Le aveva dato i nomi. I nomi di due uomini. Entrambi quasi ultraottantenni. E pure delle coordinate. Follia. Pura follia assecondare lo spettro.

Si ritrovò fra le mani una fotografia. Stava su quel comò dal legno eroso. Un uomo e una donna il giorno del loro matrimonio. Non faticò molto a riconoscerla: indimenticabili gli occhi.
Avrebbe voluto tanto uscire da quella casa e dimenticare. Ma le era impossibile, la sua natura le impediva di ignorare quello strano grido di aiuto.

Aveva cercato nei giorni a seguire i due uomini indicati dal fantasma. Con la scusa di restituirgli la cornice con la foto rinvenuta nella vecchia casa aveva rintracciato il marito della donna. Il guizzo ferino che gli aveva visto attraversare lo sguardo opaco quando gli aveva porto l’immagine, le aveva fatto scorrere una fredda paura sulla schiena. Era tutto vero. L’aveva uccisa! Saperlo era una cosa, dimostrarlo era pressoché impossibile.

Le ricerche dell’altro uomo si erano rivelate più difficili. Aveva scoperto che era andato via dal paese, che era ospite di una casa di riposo a Nord.

Le coordinate! Quelle la tormentavano notte e giorno peggio che se fosse stata perseguitata dal fantasma. Non sarebbe stato facile giungere nel punto indicatole dalla donna. Con le sue sole forze non ce l’avrebbe fatta.

Eccentrica era subito apparsa a quell’uomo. Noleggiava fuoristrada per risalire la Fiumara dell’Amendolea, era un provetto conoscitore della zona, un infaticabile camminatore per quei sentieri, un appassionato paladino di quelle terre.

Non poteva certamente spiegargli le ragioni della sua richiesta, labile era, in quel caso , il confine fra lucidità e follia.

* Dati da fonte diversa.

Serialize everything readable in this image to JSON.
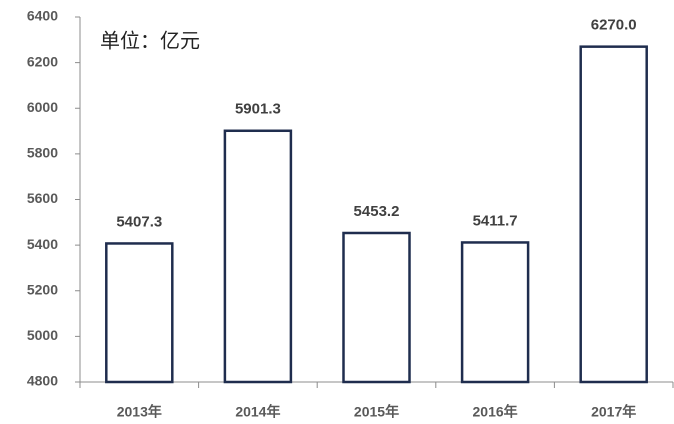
{
  "chart_data": {
    "type": "bar",
    "annotation": "单位：亿元",
    "categories": [
      "2013年",
      "2014年",
      "2015年",
      "2016年",
      "2017年"
    ],
    "values": [
      5407.3,
      5901.3,
      5453.2,
      5411.7,
      6270.0
    ],
    "value_labels": [
      "5407.3",
      "5901.3",
      "5453.2",
      "5411.7",
      "6270.0"
    ],
    "color": "#1f2d4e",
    "ylim": [
      4800,
      6400
    ],
    "yticks": [
      4800,
      5000,
      5200,
      5400,
      5600,
      5800,
      6000,
      6200,
      6400
    ],
    "grid": false
  }
}
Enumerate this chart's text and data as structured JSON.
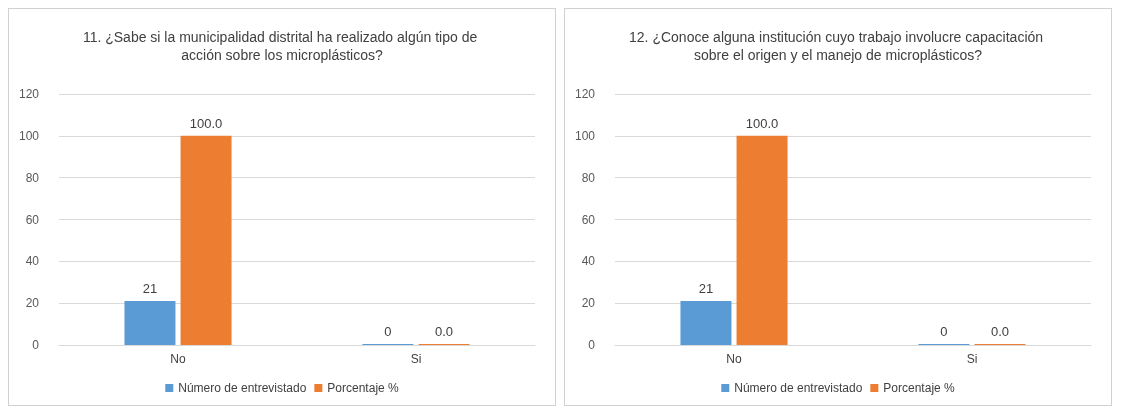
{
  "chart_data": [
    {
      "type": "bar",
      "title": "11. ¿Sabe si la municipalidad distrital ha realizado algún tipo de acción sobre los microplásticos?",
      "categories": [
        "No",
        "Si"
      ],
      "series": [
        {
          "name": "Número de entrevistado",
          "color": "#5b9bd5",
          "values": [
            21,
            0
          ],
          "value_labels": [
            "21",
            "0"
          ]
        },
        {
          "name": "Porcentaje %",
          "color": "#ed7d31",
          "values": [
            100,
            0
          ],
          "value_labels": [
            "100.0",
            "0.0"
          ]
        }
      ],
      "ylim": [
        0,
        120
      ],
      "yticks": [
        0,
        20,
        40,
        60,
        80,
        100,
        120
      ],
      "grid": "y",
      "legend": "bottom"
    },
    {
      "type": "bar",
      "title": "12. ¿Conoce alguna institución cuyo trabajo involucre capacitación sobre el origen y el manejo de microplásticos?",
      "categories": [
        "No",
        "Si"
      ],
      "series": [
        {
          "name": "Número de entrevistado",
          "color": "#5b9bd5",
          "values": [
            21,
            0
          ],
          "value_labels": [
            "21",
            "0"
          ]
        },
        {
          "name": "Porcentaje %",
          "color": "#ed7d31",
          "values": [
            100,
            0
          ],
          "value_labels": [
            "100.0",
            "0.0"
          ]
        }
      ],
      "ylim": [
        0,
        120
      ],
      "yticks": [
        0,
        20,
        40,
        60,
        80,
        100,
        120
      ],
      "grid": "y",
      "legend": "bottom"
    }
  ]
}
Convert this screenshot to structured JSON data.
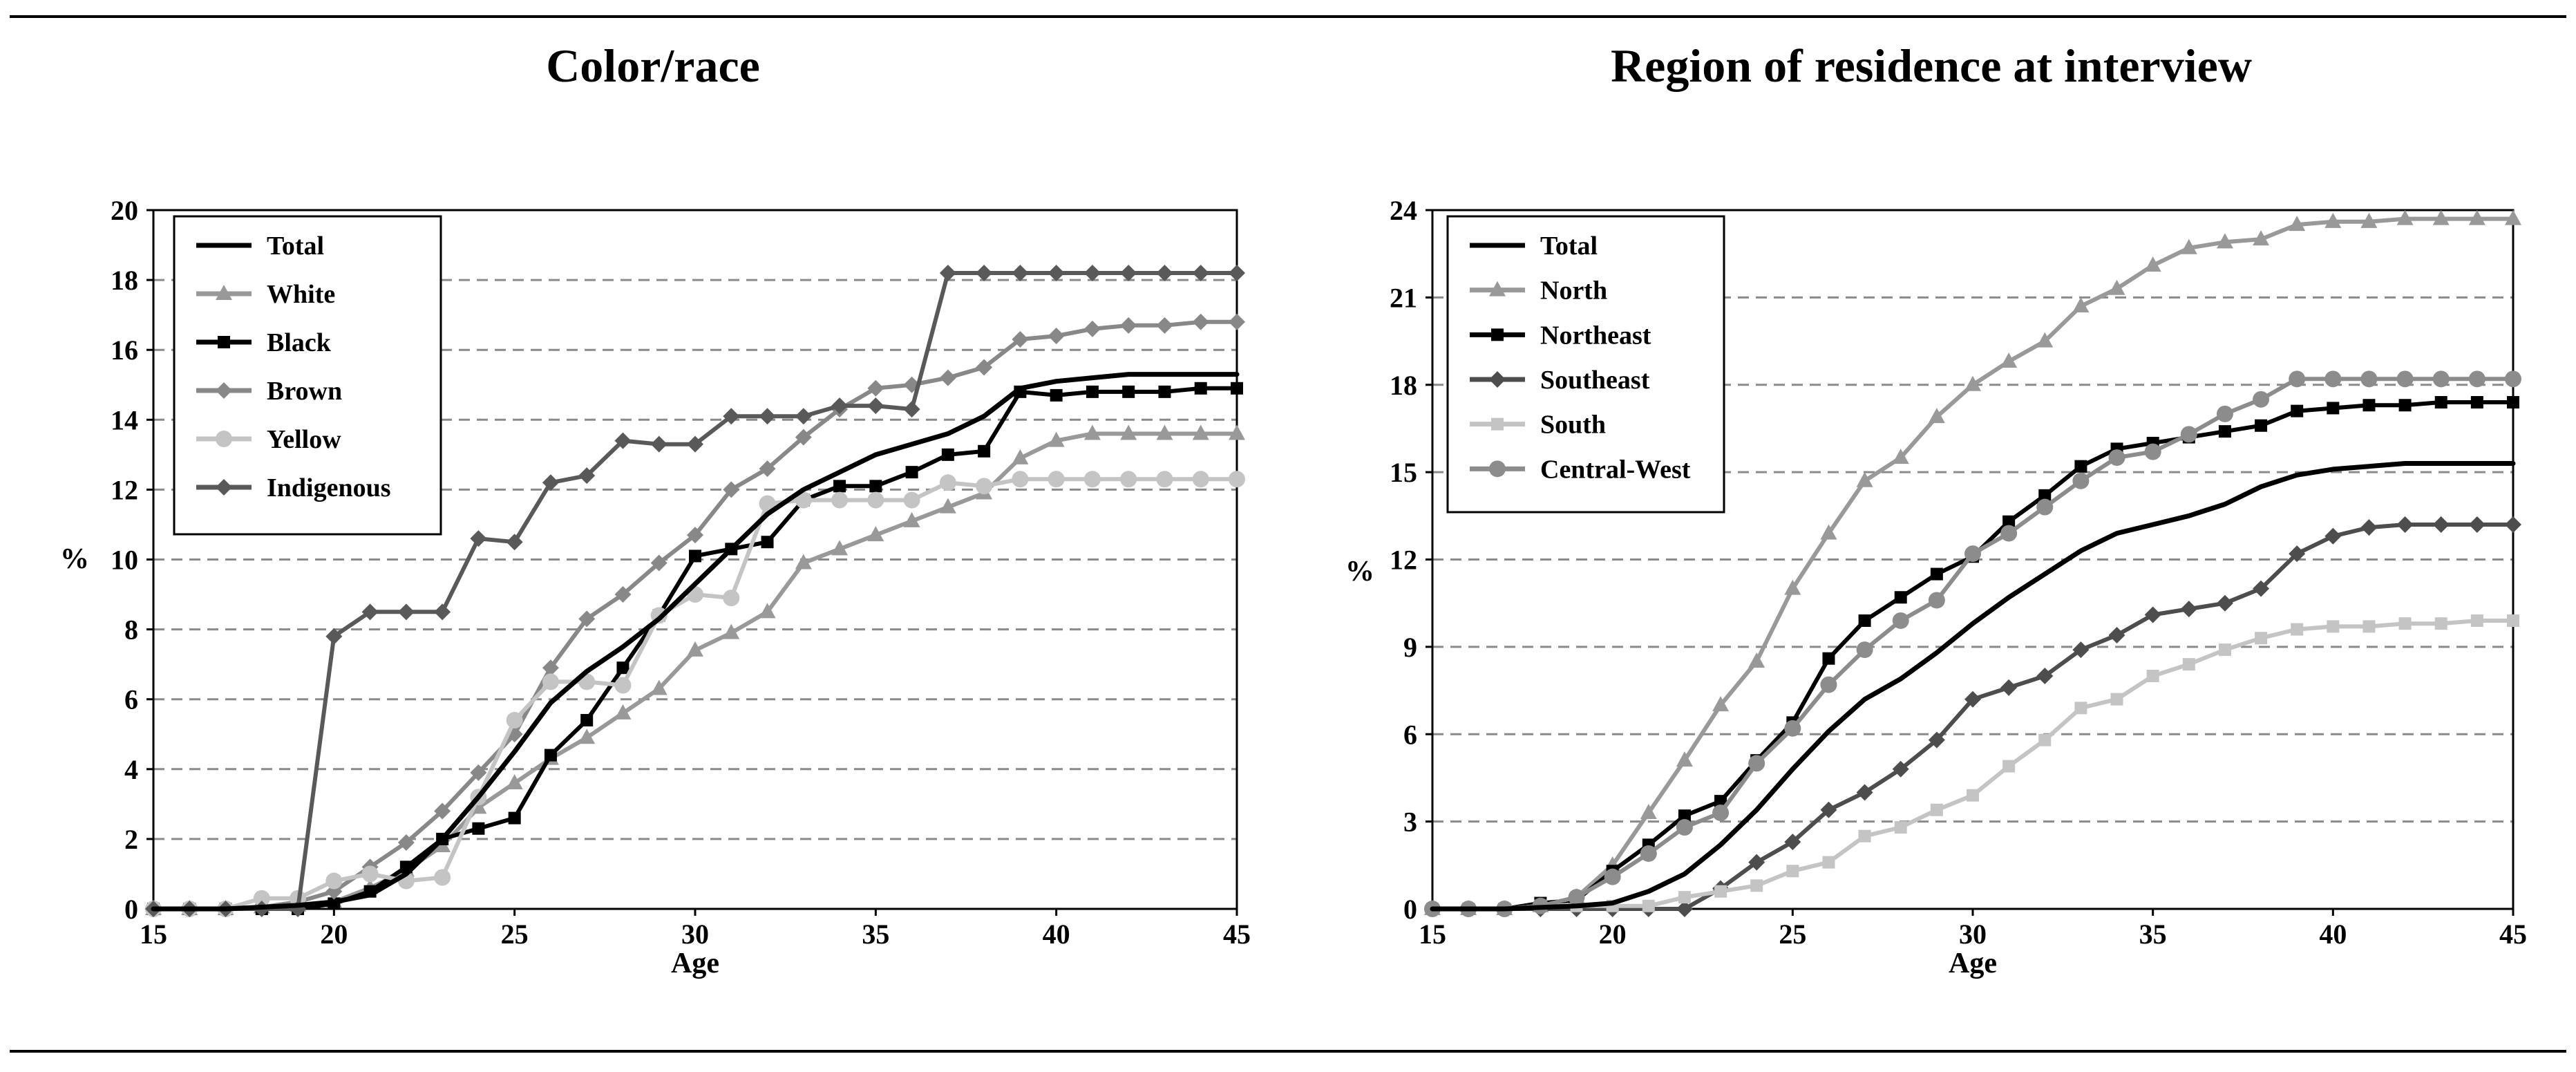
{
  "chart_data": [
    {
      "type": "line",
      "title": "Color/race",
      "xlabel": "Age",
      "ylabel": "%",
      "xlim": [
        15,
        45
      ],
      "ylim": [
        0,
        20
      ],
      "xticks": [
        15,
        20,
        25,
        30,
        35,
        40,
        45
      ],
      "yticks": [
        0,
        2,
        4,
        6,
        8,
        10,
        12,
        14,
        16,
        18,
        20
      ],
      "grid": "horizontal dashed",
      "legend": "top-left",
      "x": [
        15,
        16,
        17,
        18,
        19,
        20,
        21,
        22,
        23,
        24,
        25,
        26,
        27,
        28,
        29,
        30,
        31,
        32,
        33,
        34,
        35,
        36,
        37,
        38,
        39,
        40,
        41,
        42,
        43,
        44,
        45
      ],
      "series": [
        {
          "name": "Total",
          "color": "#000000",
          "marker": "none",
          "values": [
            0,
            0,
            0,
            0.05,
            0.1,
            0.2,
            0.4,
            1.0,
            2.0,
            3.2,
            4.5,
            5.9,
            6.8,
            7.5,
            8.3,
            9.3,
            10.3,
            11.3,
            12.0,
            12.5,
            13.0,
            13.3,
            13.6,
            14.1,
            14.9,
            15.1,
            15.2,
            15.3,
            15.3,
            15.3,
            15.3
          ]
        },
        {
          "name": "White",
          "color": "#999999",
          "marker": "triangle",
          "values": [
            0,
            0,
            0,
            0.05,
            0.1,
            0.2,
            0.6,
            1.1,
            1.8,
            2.9,
            3.6,
            4.3,
            4.9,
            5.6,
            6.3,
            7.4,
            7.9,
            8.5,
            9.9,
            10.3,
            10.7,
            11.1,
            11.5,
            11.9,
            12.9,
            13.4,
            13.6,
            13.6,
            13.6,
            13.6,
            13.6
          ]
        },
        {
          "name": "Black",
          "color": "#000000",
          "marker": "square",
          "values": [
            0,
            0,
            0,
            0,
            0,
            0.15,
            0.5,
            1.2,
            2.0,
            2.3,
            2.6,
            4.4,
            5.4,
            6.9,
            8.4,
            10.1,
            10.3,
            10.5,
            11.7,
            12.1,
            12.1,
            12.5,
            13.0,
            13.1,
            14.8,
            14.7,
            14.8,
            14.8,
            14.8,
            14.9,
            14.9
          ]
        },
        {
          "name": "Brown",
          "color": "#888888",
          "marker": "diamond",
          "values": [
            0,
            0,
            0,
            0.05,
            0.2,
            0.5,
            1.2,
            1.9,
            2.8,
            3.9,
            5.0,
            6.9,
            8.3,
            9.0,
            9.9,
            10.7,
            12.0,
            12.6,
            13.5,
            14.3,
            14.9,
            15.0,
            15.2,
            15.5,
            16.3,
            16.4,
            16.6,
            16.7,
            16.7,
            16.8,
            16.8
          ]
        },
        {
          "name": "Yellow",
          "color": "#c4c4c4",
          "marker": "circle",
          "values": [
            0,
            0,
            0,
            0.3,
            0.3,
            0.8,
            1.0,
            0.8,
            0.9,
            3.2,
            5.4,
            6.5,
            6.5,
            6.4,
            8.4,
            9.0,
            8.9,
            11.6,
            11.7,
            11.7,
            11.7,
            11.7,
            12.2,
            12.1,
            12.3,
            12.3,
            12.3,
            12.3,
            12.3,
            12.3,
            12.3
          ]
        },
        {
          "name": "Indigenous",
          "color": "#595959",
          "marker": "diamond",
          "values": [
            0,
            0,
            0,
            0,
            0,
            7.8,
            8.5,
            8.5,
            8.5,
            10.6,
            10.5,
            12.2,
            12.4,
            13.4,
            13.3,
            13.3,
            14.1,
            14.1,
            14.1,
            14.4,
            14.4,
            14.3,
            18.2,
            18.2,
            18.2,
            18.2,
            18.2,
            18.2,
            18.2,
            18.2,
            18.2
          ]
        }
      ],
      "legend_entries": [
        "Total",
        "White",
        "Black",
        "Brown",
        "Yellow",
        "Indigenous"
      ]
    },
    {
      "type": "line",
      "title": "Region of residence at interview",
      "xlabel": "Age",
      "ylabel": "%",
      "xlim": [
        15,
        45
      ],
      "ylim": [
        0,
        24
      ],
      "xticks": [
        15,
        20,
        25,
        30,
        35,
        40,
        45
      ],
      "yticks": [
        0,
        3,
        6,
        9,
        12,
        15,
        18,
        21,
        24
      ],
      "grid": "horizontal dashed",
      "legend": "top-left",
      "x": [
        15,
        16,
        17,
        18,
        19,
        20,
        21,
        22,
        23,
        24,
        25,
        26,
        27,
        28,
        29,
        30,
        31,
        32,
        33,
        34,
        35,
        36,
        37,
        38,
        39,
        40,
        41,
        42,
        43,
        44,
        45
      ],
      "series": [
        {
          "name": "Total",
          "color": "#000000",
          "marker": "none",
          "values": [
            0,
            0,
            0,
            0.05,
            0.1,
            0.2,
            0.6,
            1.2,
            2.2,
            3.4,
            4.8,
            6.1,
            7.2,
            7.9,
            8.8,
            9.8,
            10.7,
            11.5,
            12.3,
            12.9,
            13.2,
            13.5,
            13.9,
            14.5,
            14.9,
            15.1,
            15.2,
            15.3,
            15.3,
            15.3,
            15.3
          ]
        },
        {
          "name": "North",
          "color": "#999999",
          "marker": "triangle",
          "values": [
            0,
            0,
            0,
            0.1,
            0.4,
            1.5,
            3.3,
            5.1,
            7.0,
            8.5,
            11.0,
            12.9,
            14.7,
            15.5,
            16.9,
            18.0,
            18.8,
            19.5,
            20.7,
            21.3,
            22.1,
            22.7,
            22.9,
            23.0,
            23.5,
            23.6,
            23.6,
            23.7,
            23.7,
            23.7,
            23.7
          ]
        },
        {
          "name": "Northeast",
          "color": "#000000",
          "marker": "square",
          "values": [
            0,
            0,
            0,
            0.2,
            0.3,
            1.3,
            2.2,
            3.2,
            3.7,
            5.1,
            6.4,
            8.6,
            9.9,
            10.7,
            11.5,
            12.1,
            13.3,
            14.2,
            15.2,
            15.8,
            16.0,
            16.2,
            16.4,
            16.6,
            17.1,
            17.2,
            17.3,
            17.3,
            17.4,
            17.4,
            17.4
          ]
        },
        {
          "name": "Southeast",
          "color": "#4d4d4d",
          "marker": "diamond",
          "values": [
            0,
            0,
            0,
            0,
            0,
            0,
            0,
            0,
            0.7,
            1.6,
            2.3,
            3.4,
            4.0,
            4.8,
            5.8,
            7.2,
            7.6,
            8.0,
            8.9,
            9.4,
            10.1,
            10.3,
            10.5,
            11.0,
            12.2,
            12.8,
            13.1,
            13.2,
            13.2,
            13.2,
            13.2
          ]
        },
        {
          "name": "South",
          "color": "#c4c4c4",
          "marker": "square",
          "values": [
            0,
            0,
            0,
            0.1,
            0.1,
            0.1,
            0.1,
            0.4,
            0.6,
            0.8,
            1.3,
            1.6,
            2.5,
            2.8,
            3.4,
            3.9,
            4.9,
            5.8,
            6.9,
            7.2,
            8.0,
            8.4,
            8.9,
            9.3,
            9.6,
            9.7,
            9.7,
            9.8,
            9.8,
            9.9,
            9.9
          ]
        },
        {
          "name": "Central-West",
          "color": "#8c8c8c",
          "marker": "circle",
          "values": [
            0,
            0,
            0,
            0.1,
            0.4,
            1.1,
            1.9,
            2.8,
            3.3,
            5.0,
            6.2,
            7.7,
            8.9,
            9.9,
            10.6,
            12.2,
            12.9,
            13.8,
            14.7,
            15.5,
            15.7,
            16.3,
            17.0,
            17.5,
            18.2,
            18.2,
            18.2,
            18.2,
            18.2,
            18.2,
            18.2
          ]
        }
      ],
      "legend_entries": [
        "Total",
        "North",
        "Northeast",
        "Southeast",
        "South",
        "Central-West"
      ]
    }
  ]
}
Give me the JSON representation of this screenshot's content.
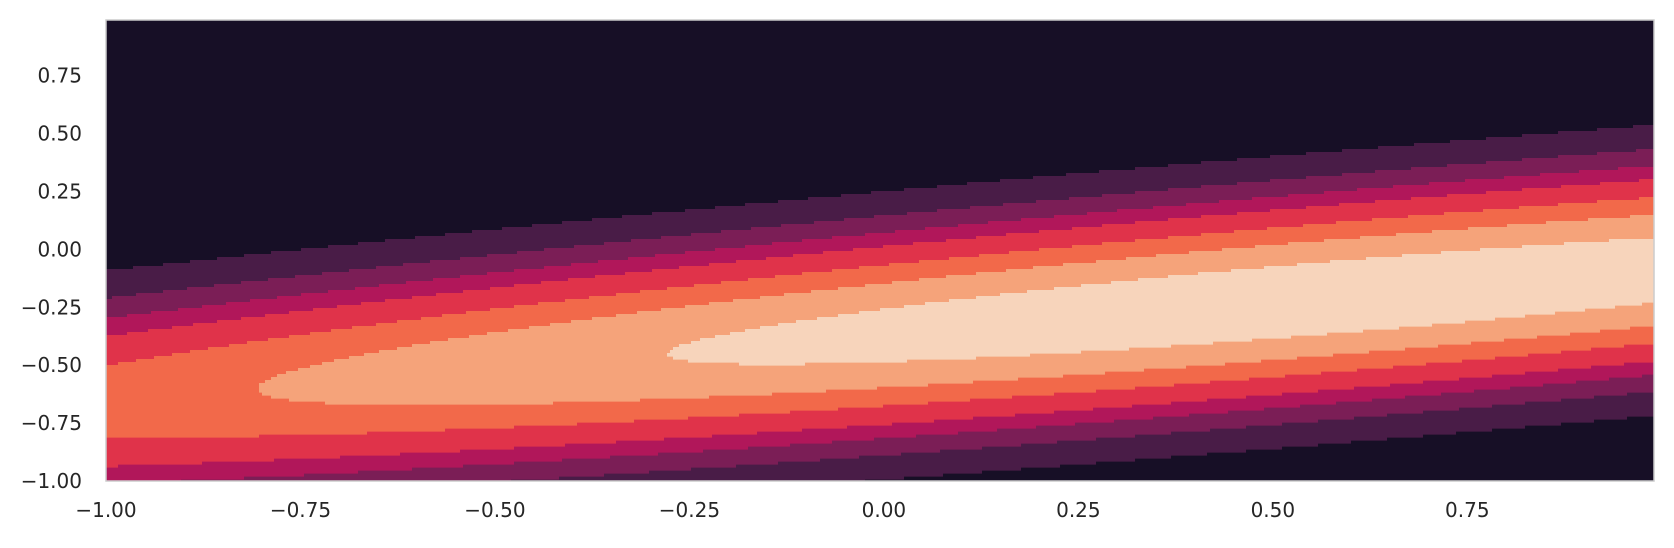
{
  "chart_data": {
    "type": "contourf",
    "title": "",
    "xlabel": "",
    "ylabel": "",
    "xlim": [
      -1.0,
      0.99
    ],
    "ylim": [
      -1.0,
      0.99
    ],
    "grid": false,
    "legend": "none",
    "x_ticks": [
      "−1.00",
      "−0.75",
      "−0.50",
      "−0.25",
      "0.00",
      "0.25",
      "0.50",
      "0.75"
    ],
    "x_tick_values": [
      -1.0,
      -0.75,
      -0.5,
      -0.25,
      0.0,
      0.25,
      0.5,
      0.75
    ],
    "y_ticks": [
      "−1.00",
      "−0.75",
      "−0.50",
      "−0.25",
      "0.00",
      "0.25",
      "0.50",
      "0.75"
    ],
    "y_tick_values": [
      -1.0,
      -0.75,
      -0.5,
      -0.25,
      0.0,
      0.25,
      0.5,
      0.75
    ],
    "colormap": "rocket",
    "level_colors": [
      "#170f26",
      "#491c47",
      "#7b1e56",
      "#b1175a",
      "#e0334a",
      "#f2694a",
      "#f5a37a",
      "#f7d4bb"
    ],
    "field": {
      "form": "exp(-(a*(x-x0)^2 + b*(y-y0)^2 + c*(x-x0)*(y-y0)))",
      "x0": 0.6,
      "y0": -0.2,
      "a": 0.65,
      "b": 5.8,
      "c": -3.3
    },
    "levels": [
      0.1,
      0.2,
      0.3,
      0.4,
      0.55,
      0.7,
      0.87
    ]
  }
}
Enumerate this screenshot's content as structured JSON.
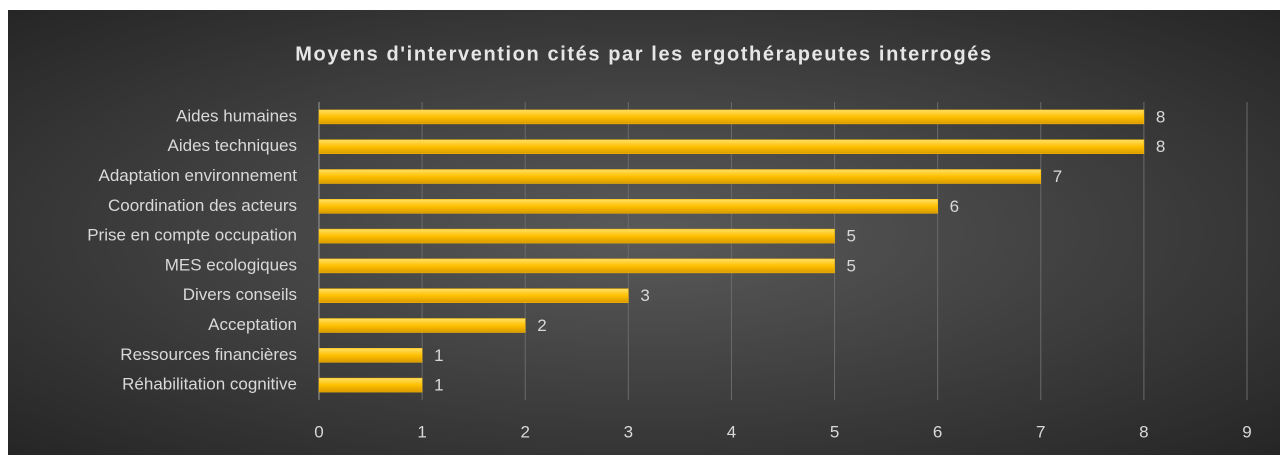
{
  "chart_data": {
    "type": "bar",
    "orientation": "horizontal",
    "title": "Moyens d'intervention cités par les ergothérapeutes interrogés",
    "categories": [
      "Aides humaines",
      "Aides techniques",
      "Adaptation environnement",
      "Coordination des acteurs",
      "Prise en compte occupation",
      "MES ecologiques",
      "Divers conseils",
      "Acceptation",
      "Ressources financières",
      "Réhabilitation cognitive"
    ],
    "values": [
      8,
      8,
      7,
      6,
      5,
      5,
      3,
      2,
      1,
      1
    ],
    "color": "#ffc000",
    "xlim": [
      0,
      9
    ],
    "xticks": [
      0,
      1,
      2,
      3,
      4,
      5,
      6,
      7,
      8,
      9
    ],
    "grid": true
  }
}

Aveva parlato di un vago tesoro, dell’ esistenza del quale l’avrebbe messa al corrente un suo cliente, impossibilitato a seguire da solo le ricerche.

Si sentiva emozionata ed inquieta nel salire sulla jeep dell’uomo. Seguivano attentamente le coordinate. Avevano dovuto abbandonare la certezza del veicolo e proseguire a piedi fino a giungere, non senza fatica, ad una piccola radura. Tantissime grotte e cunicoli a dipanarsi disordinatamente. Sapeva esattamente dove andare, la voce guida la conduceva. L’uomo la osservava e la seguiva taciturno fra l’incredulo e l’ammirato.

Una pietra a chiudere un’ entrata: un sepolcro custodito dalla natura per cinquant’anni. E poi, gettato in terra come inutile oggetto, uno scheletro. Brandelli di stoffa che erano stati vestiti a ricoprirlo. Lei fingeva stupore per il ritrovamento, ma l’uomo che le era accanto non era uno sprovveduto e la osservava ponendo in silenzio tantissime domande.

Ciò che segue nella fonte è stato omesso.